Há a demissão: não quero fazer parte disto, não contem comigo. É a atitude de Sérgio Sousa Pinto, e é nisso apoiado pelo dirigente da UGT, Carlos Silva, além do óbvio Luís Amado, que ainda estava no governo Sócrates e já defendia um acordo com o PSD, tal como Francisco Assis sempre o fez.
Há o ultimato: ninguém passa a soleira da porta sem jurar fidelidade. É a atitude de Paulo Pedroso. Escreve ele: “É certo que a campanha eleitoral não deu ao BE e ao PCP um mandato claro para renunciar à renegociação unilateral da dívida nem para comprometer estes partidos com metas políticas compatíveis com a permanência de Portugal no Euro.” Não têm “mandato claro” mas devem renunciar à renegociação “unilateral” da dívida (curioso subterfúgio, porque o autor nada esclarece sobre se deve haver “outra” renegociação da dívida e, já agora, a haver, qual seria). Não sei se Pedroso acredita que um governo sério tenha margem de manobra financeira com a dívida pública a 130%. Se sim, parece ingénuo e ninguém pode levar a mal. Se não, podia contribuir para a solução.
E há finalmente a atitude mais curiosa de todas: um acordo com a esquerda é a “receita para o desastre” e é “brincar com o fogo” mas vamos a isso, que é legal e constitucional e ai de quem disser o contrário, tanto mais que “um entendimento de governo com o PCP e o BE na hipótese de a direita não ter maioria absoluta estava desde o início na equação pós-eleitoral do líder do PS”. É a opinião de Vital Moreira e só passaram dois dias entre uma posição e outra. No meio, “O PS não pode casar-se com a extrema esquerda parlamentar nem amantizar-se com o governo de direita. Será que é preciso um desenho para explicar?!”. Sim, um desenho dava jeito.
Portanto, isto está confuso. Um protagonista sai e passa a observador porque não pode ser. Outro observador apoia se não se fizer nada que incomode a Europa. E o terceiro diz que sim e que não, mas está disponível para nos fazer um desenho.
Se o Rubicão for ultrapassado, que ninguém se afogue porque seria uma maçada.
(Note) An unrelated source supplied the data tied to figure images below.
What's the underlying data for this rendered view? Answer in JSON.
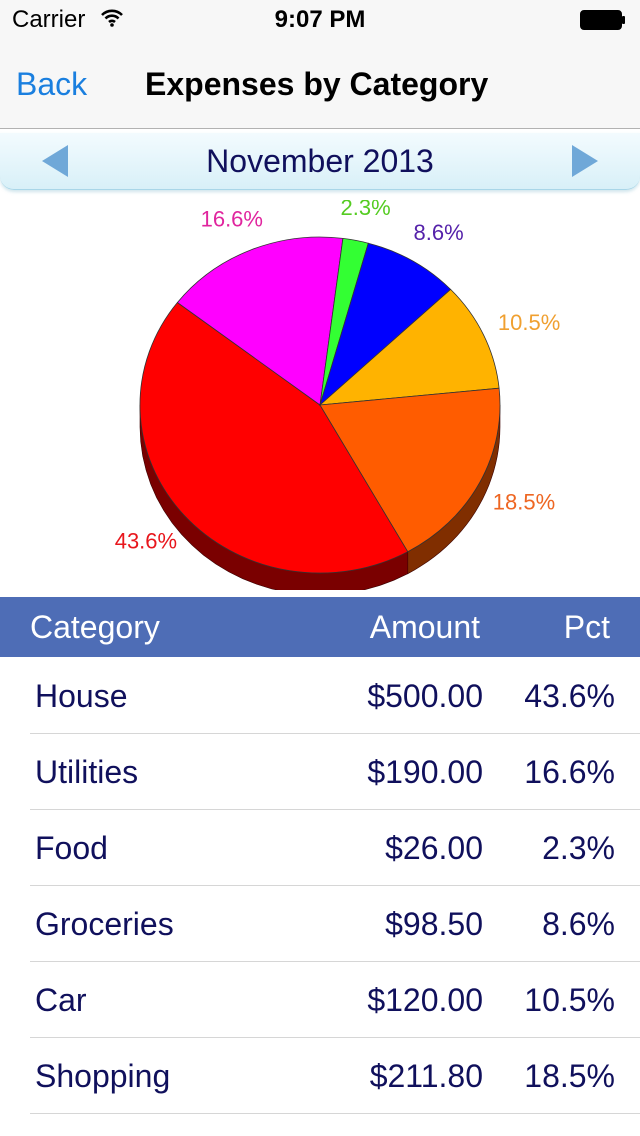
{
  "status_bar": {
    "carrier": "Carrier",
    "time": "9:07 PM"
  },
  "nav": {
    "back_label": "Back",
    "title": "Expenses by Category"
  },
  "period": {
    "label": "November 2013"
  },
  "colors": {
    "accent": "#1a7fdf",
    "header_bg": "#4e6db6",
    "text": "#10105c"
  },
  "table": {
    "headers": {
      "category": "Category",
      "amount": "Amount",
      "pct": "Pct"
    },
    "rows": [
      {
        "category": "House",
        "amount": "$500.00",
        "pct": "43.6%"
      },
      {
        "category": "Utilities",
        "amount": "$190.00",
        "pct": "16.6%"
      },
      {
        "category": "Food",
        "amount": "$26.00",
        "pct": "2.3%"
      },
      {
        "category": "Groceries",
        "amount": "$98.50",
        "pct": "8.6%"
      },
      {
        "category": "Car",
        "amount": "$120.00",
        "pct": "10.5%"
      },
      {
        "category": "Shopping",
        "amount": "$211.80",
        "pct": "18.5%"
      }
    ]
  },
  "chart_data": {
    "type": "pie",
    "title": "",
    "start_angle_deg": 60.8,
    "slices": [
      {
        "label": "House",
        "value": 43.6,
        "text": "43.6%",
        "color": "#ff0000",
        "side_color": "#7a0000",
        "label_color": "#e8161c"
      },
      {
        "label": "Utilities",
        "value": 16.6,
        "text": "16.6%",
        "color": "#ff00ff",
        "side_color": "#7a007a",
        "label_color": "#e0259e"
      },
      {
        "label": "Food",
        "value": 2.3,
        "text": "2.3%",
        "color": "#33ff33",
        "side_color": "#1a801a",
        "label_color": "#55cc22"
      },
      {
        "label": "Groceries",
        "value": 8.6,
        "text": "8.6%",
        "color": "#0000ff",
        "side_color": "#000080",
        "label_color": "#5522aa"
      },
      {
        "label": "Car",
        "value": 10.5,
        "text": "10.5%",
        "color": "#ffb300",
        "side_color": "#805900",
        "label_color": "#f0a030"
      },
      {
        "label": "Shopping",
        "value": 18.5,
        "text": "18.5%",
        "color": "#ff5c00",
        "side_color": "#802e00",
        "label_color": "#ee6622"
      }
    ]
  }
}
Artigo publicado em blogues.publico.pt a 13 de outubro de 2015
Comments
F. Louçã
F. Louçã
Como penso que sabe, sou monárquico e social-democrata desde 35 anos atrás. Contudo votei BE.
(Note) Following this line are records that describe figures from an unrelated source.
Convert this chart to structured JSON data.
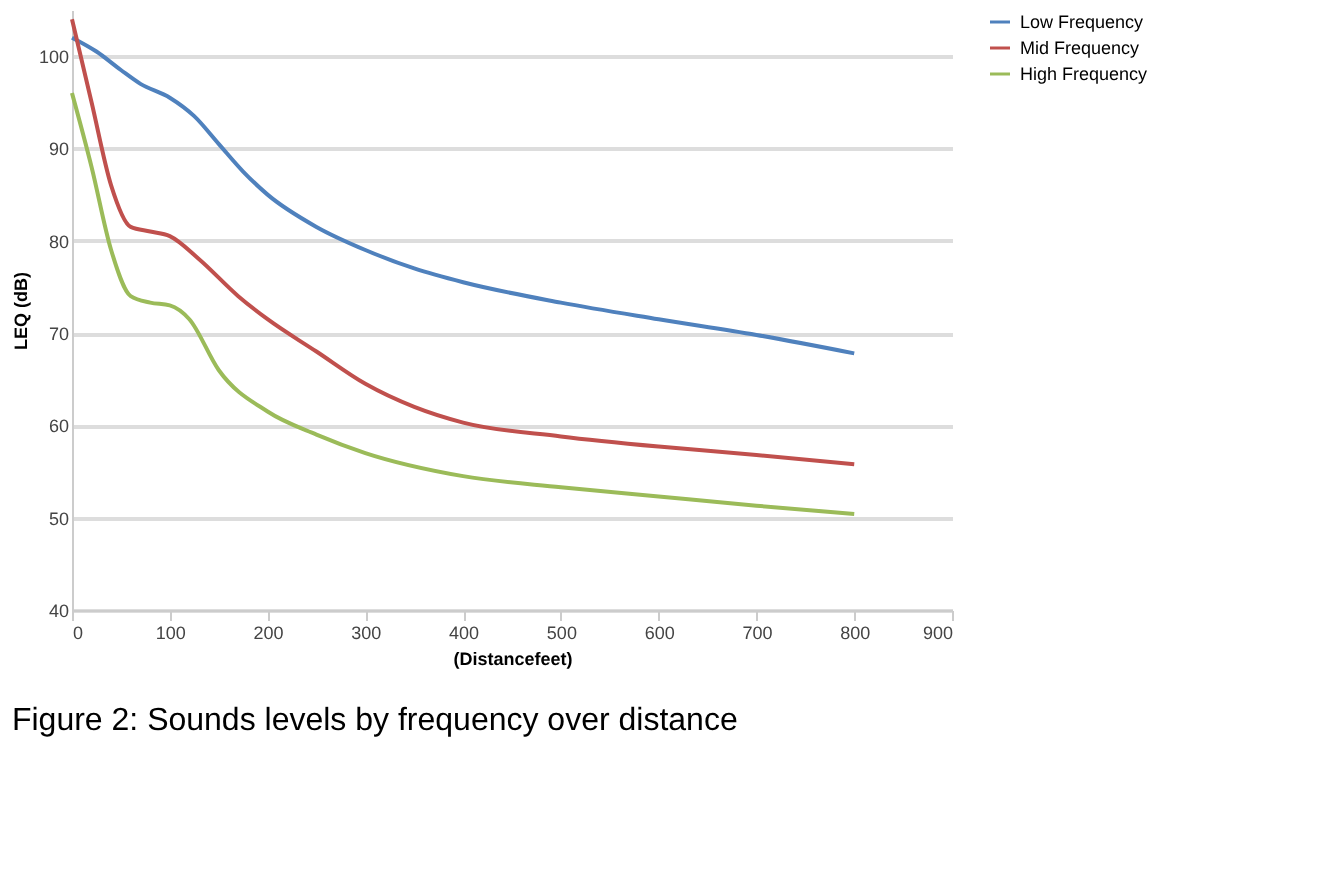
{
  "chart_data": {
    "type": "line",
    "xlabel": "(Distancefeet)",
    "ylabel": "LEQ (dB)",
    "annotations": [
      "Figure 2: Sounds levels by frequency over distance"
    ],
    "xlim": [
      0,
      900
    ],
    "xticks": [
      0,
      100,
      200,
      300,
      400,
      500,
      600,
      700,
      800,
      900
    ],
    "ylim": [
      40,
      105
    ],
    "yticks": [
      40,
      50,
      60,
      70,
      80,
      90,
      100
    ],
    "grid": "y",
    "legend": "right",
    "line_style": "solid",
    "marker": "none",
    "series": [
      {
        "name": "Low Frequency",
        "color": "#4f81bd",
        "x": [
          0,
          25,
          50,
          70,
          100,
          125,
          150,
          175,
          200,
          250,
          300,
          350,
          400,
          500,
          600,
          700,
          800
        ],
        "values": [
          102,
          100.5,
          98.5,
          97,
          95.5,
          93.5,
          90.5,
          87.5,
          85,
          81.5,
          79,
          77,
          75.5,
          73.3,
          71.5,
          69.8,
          67.8
        ]
      },
      {
        "name": "Mid Frequency",
        "color": "#c0504d",
        "x": [
          0,
          20,
          40,
          60,
          80,
          100,
          130,
          170,
          200,
          250,
          300,
          350,
          400,
          500,
          600,
          700,
          800
        ],
        "values": [
          104,
          95,
          86,
          81.5,
          81,
          80.5,
          78,
          74,
          71.5,
          68,
          64.5,
          62,
          60.3,
          58.8,
          57.7,
          56.8,
          55.8
        ]
      },
      {
        "name": "High Frequency",
        "color": "#9bbb59",
        "x": [
          0,
          20,
          40,
          60,
          80,
          100,
          120,
          150,
          200,
          250,
          300,
          400,
          500,
          600,
          700,
          800
        ],
        "values": [
          96,
          88,
          79,
          74,
          73.3,
          73,
          71.5,
          66,
          61.5,
          59,
          57,
          54.5,
          53.3,
          52.3,
          51.3,
          50.4
        ]
      }
    ]
  }
}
O que se vai lendo e ouvindo a propósito da possibilidade, ou não, de se formar um governo à esquerda, tem muito que ver com estigmas, esses sim radicais e extremistas. O tipo de "abate de carácter" do BE foi muito presente nas campanhas pré-eleitoral e eleitoral, tendo como principal timoneiro o populista Paulo Portas, que devia estar antes preocupado com outras coisas mais importantes: os problemas do país e dos portugueses, e as soluções para os mesmos. É disso que todos precisamos.
Esta situação é aliás uma réplica do que uns senhores da Europa, numa postura muito agressiva neo-nazi - e é de lembrar que parte deles eram socialistas e social-democratas - fizeram face ao Siriza e o seu líder Tsipras, e portanto à Grécia e aos gregos: espremeram, espremeram para além de todos os limites, depois espetaram-lhe a agulha, e vampirizaram-lhes o sangue todo. E sem desculpa para se esquecerem que a Grécia foi durante décadas governada por dois partidos muito corruptos, que nunca se preocuparam com o país e o seu povo, e que propiciaram muitos negócios a países que com eles lucraram, desde logo a Alemanha. Nesses tempos não fizeram nenhum ataque àqueles partidos, pois o interesse era óbvio.
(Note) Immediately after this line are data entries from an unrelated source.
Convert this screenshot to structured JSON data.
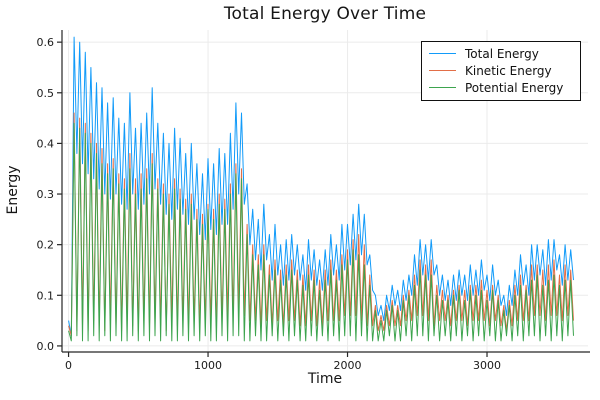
{
  "chart": {
    "title": "Total Energy Over Time",
    "xlabel": "Time",
    "ylabel": "Energy"
  },
  "style": {
    "background": "#ffffff",
    "grid_color": "#ebebeb",
    "axis_color": "#262626",
    "tick_text_color": "#1a1a1a",
    "legend_border_color": "#111111",
    "series_line_width": 1,
    "tick_font_size": 11
  },
  "chart_data": {
    "type": "line",
    "title": "Total Energy Over Time",
    "xlabel": "Time",
    "ylabel": "Energy",
    "xlim": [
      -47,
      3724
    ],
    "ylim": [
      -0.012,
      0.624
    ],
    "xticks": [
      0,
      1000,
      2000,
      3000
    ],
    "xtick_labels": [
      "0",
      "1000",
      "2000",
      "3000"
    ],
    "yticks": [
      0.0,
      0.1,
      0.2,
      0.3,
      0.4,
      0.5,
      0.6
    ],
    "ytick_labels": [
      "0.0",
      "0.1",
      "0.2",
      "0.3",
      "0.4",
      "0.5",
      "0.6"
    ],
    "grid": true,
    "legend_position": "top-right",
    "sampling": {
      "t_start": 0,
      "t_step": 40,
      "trough_offset": 20
    },
    "series": [
      {
        "name": "Total Energy",
        "color": "#129bf9",
        "peaks": [
          0.05,
          0.61,
          0.6,
          0.58,
          0.55,
          0.52,
          0.51,
          0.48,
          0.49,
          0.45,
          0.44,
          0.5,
          0.43,
          0.44,
          0.46,
          0.51,
          0.44,
          0.42,
          0.4,
          0.43,
          0.41,
          0.38,
          0.4,
          0.36,
          0.34,
          0.37,
          0.36,
          0.39,
          0.38,
          0.42,
          0.48,
          0.46,
          0.32,
          0.27,
          0.25,
          0.28,
          0.22,
          0.24,
          0.2,
          0.21,
          0.22,
          0.2,
          0.18,
          0.21,
          0.19,
          0.17,
          0.19,
          0.22,
          0.2,
          0.24,
          0.24,
          0.26,
          0.28,
          0.26,
          0.18,
          0.1,
          0.08,
          0.1,
          0.12,
          0.11,
          0.13,
          0.14,
          0.18,
          0.21,
          0.2,
          0.21,
          0.16,
          0.14,
          0.13,
          0.14,
          0.15,
          0.14,
          0.16,
          0.15,
          0.17,
          0.14,
          0.16,
          0.13,
          0.1,
          0.12,
          0.15,
          0.18,
          0.16,
          0.2,
          0.2,
          0.19,
          0.21,
          0.21,
          0.18,
          0.2,
          0.19
        ],
        "troughs": [
          0.02,
          0.38,
          0.36,
          0.34,
          0.33,
          0.31,
          0.3,
          0.29,
          0.3,
          0.28,
          0.27,
          0.3,
          0.27,
          0.28,
          0.3,
          0.31,
          0.28,
          0.26,
          0.25,
          0.27,
          0.26,
          0.24,
          0.25,
          0.22,
          0.21,
          0.23,
          0.22,
          0.24,
          0.24,
          0.27,
          0.3,
          0.28,
          0.2,
          0.17,
          0.15,
          0.17,
          0.13,
          0.14,
          0.12,
          0.13,
          0.14,
          0.13,
          0.11,
          0.13,
          0.12,
          0.11,
          0.12,
          0.14,
          0.13,
          0.15,
          0.16,
          0.17,
          0.18,
          0.16,
          0.11,
          0.06,
          0.05,
          0.07,
          0.08,
          0.07,
          0.09,
          0.1,
          0.12,
          0.14,
          0.13,
          0.14,
          0.1,
          0.09,
          0.08,
          0.09,
          0.1,
          0.09,
          0.1,
          0.1,
          0.11,
          0.09,
          0.1,
          0.08,
          0.06,
          0.08,
          0.1,
          0.12,
          0.1,
          0.13,
          0.14,
          0.12,
          0.13,
          0.15,
          0.12,
          0.13,
          0.13
        ]
      },
      {
        "name": "Kinetic Energy",
        "color": "#e26e47",
        "peaks": [
          0.04,
          0.46,
          0.45,
          0.44,
          0.42,
          0.4,
          0.39,
          0.36,
          0.37,
          0.34,
          0.33,
          0.38,
          0.33,
          0.34,
          0.35,
          0.38,
          0.33,
          0.32,
          0.3,
          0.33,
          0.31,
          0.29,
          0.3,
          0.27,
          0.26,
          0.28,
          0.27,
          0.3,
          0.29,
          0.32,
          0.36,
          0.35,
          0.24,
          0.2,
          0.18,
          0.2,
          0.16,
          0.17,
          0.15,
          0.16,
          0.17,
          0.15,
          0.14,
          0.16,
          0.15,
          0.13,
          0.15,
          0.17,
          0.15,
          0.18,
          0.19,
          0.21,
          0.22,
          0.2,
          0.14,
          0.08,
          0.06,
          0.08,
          0.09,
          0.08,
          0.1,
          0.11,
          0.14,
          0.17,
          0.16,
          0.17,
          0.12,
          0.11,
          0.1,
          0.11,
          0.12,
          0.11,
          0.12,
          0.12,
          0.13,
          0.11,
          0.12,
          0.1,
          0.08,
          0.09,
          0.12,
          0.14,
          0.12,
          0.16,
          0.16,
          0.15,
          0.16,
          0.17,
          0.14,
          0.16,
          0.15
        ],
        "troughs": [
          0.02,
          0.03,
          0.04,
          0.03,
          0.05,
          0.04,
          0.03,
          0.05,
          0.04,
          0.03,
          0.05,
          0.04,
          0.03,
          0.05,
          0.04,
          0.05,
          0.04,
          0.03,
          0.05,
          0.04,
          0.05,
          0.04,
          0.05,
          0.04,
          0.05,
          0.05,
          0.04,
          0.05,
          0.06,
          0.06,
          0.07,
          0.06,
          0.05,
          0.05,
          0.04,
          0.05,
          0.04,
          0.05,
          0.04,
          0.05,
          0.05,
          0.04,
          0.04,
          0.05,
          0.04,
          0.04,
          0.05,
          0.05,
          0.05,
          0.06,
          0.06,
          0.06,
          0.05,
          0.04,
          0.04,
          0.03,
          0.03,
          0.04,
          0.04,
          0.04,
          0.05,
          0.05,
          0.06,
          0.06,
          0.05,
          0.04,
          0.05,
          0.05,
          0.04,
          0.05,
          0.05,
          0.04,
          0.05,
          0.05,
          0.05,
          0.04,
          0.05,
          0.04,
          0.03,
          0.04,
          0.05,
          0.05,
          0.05,
          0.06,
          0.06,
          0.05,
          0.06,
          0.06,
          0.05,
          0.06,
          0.05
        ]
      },
      {
        "name": "Potential Energy",
        "color": "#3da44e",
        "peaks": [
          0.03,
          0.44,
          0.43,
          0.42,
          0.4,
          0.38,
          0.36,
          0.34,
          0.35,
          0.32,
          0.31,
          0.35,
          0.3,
          0.31,
          0.33,
          0.36,
          0.31,
          0.3,
          0.28,
          0.31,
          0.29,
          0.27,
          0.28,
          0.25,
          0.24,
          0.27,
          0.25,
          0.28,
          0.27,
          0.3,
          0.34,
          0.33,
          0.22,
          0.18,
          0.16,
          0.18,
          0.14,
          0.15,
          0.13,
          0.14,
          0.15,
          0.13,
          0.12,
          0.14,
          0.13,
          0.11,
          0.13,
          0.15,
          0.13,
          0.16,
          0.17,
          0.19,
          0.18,
          0.16,
          0.12,
          0.07,
          0.05,
          0.07,
          0.08,
          0.07,
          0.09,
          0.1,
          0.12,
          0.15,
          0.14,
          0.14,
          0.1,
          0.09,
          0.09,
          0.1,
          0.11,
          0.09,
          0.11,
          0.1,
          0.11,
          0.09,
          0.11,
          0.09,
          0.07,
          0.08,
          0.1,
          0.12,
          0.11,
          0.13,
          0.14,
          0.12,
          0.13,
          0.14,
          0.12,
          0.13,
          0.13
        ],
        "troughs": [
          0.01,
          0.02,
          0.01,
          0.01,
          0.02,
          0.01,
          0.02,
          0.01,
          0.02,
          0.01,
          0.01,
          0.02,
          0.01,
          0.02,
          0.01,
          0.02,
          0.01,
          0.02,
          0.01,
          0.01,
          0.02,
          0.01,
          0.02,
          0.01,
          0.02,
          0.01,
          0.01,
          0.02,
          0.01,
          0.02,
          0.02,
          0.01,
          0.01,
          0.02,
          0.01,
          0.01,
          0.02,
          0.01,
          0.02,
          0.01,
          0.02,
          0.01,
          0.01,
          0.02,
          0.01,
          0.02,
          0.01,
          0.02,
          0.01,
          0.02,
          0.02,
          0.01,
          0.02,
          0.01,
          0.01,
          0.01,
          0.01,
          0.02,
          0.01,
          0.01,
          0.02,
          0.01,
          0.02,
          0.02,
          0.01,
          0.02,
          0.01,
          0.02,
          0.01,
          0.02,
          0.01,
          0.02,
          0.01,
          0.02,
          0.01,
          0.02,
          0.01,
          0.01,
          0.02,
          0.01,
          0.02,
          0.01,
          0.02,
          0.02,
          0.01,
          0.02,
          0.01,
          0.02,
          0.01,
          0.02,
          0.02
        ]
      }
    ]
  }
}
Mais travessia do Rubicão ou do Tejo, o importante é que tudo seja reflectido e executado com verdade, transparência e bom senso, e sem jogos ardilosos de baixo nível.
Ter capacidade de entender o "outro" como sendo esse outro alguém como nós próprios, com o mesmo respeito com que queremos ser tratados, é algo de fundamental. É um princípio de boa e sã convivência entre gente crescida que se espera que sejamos todos.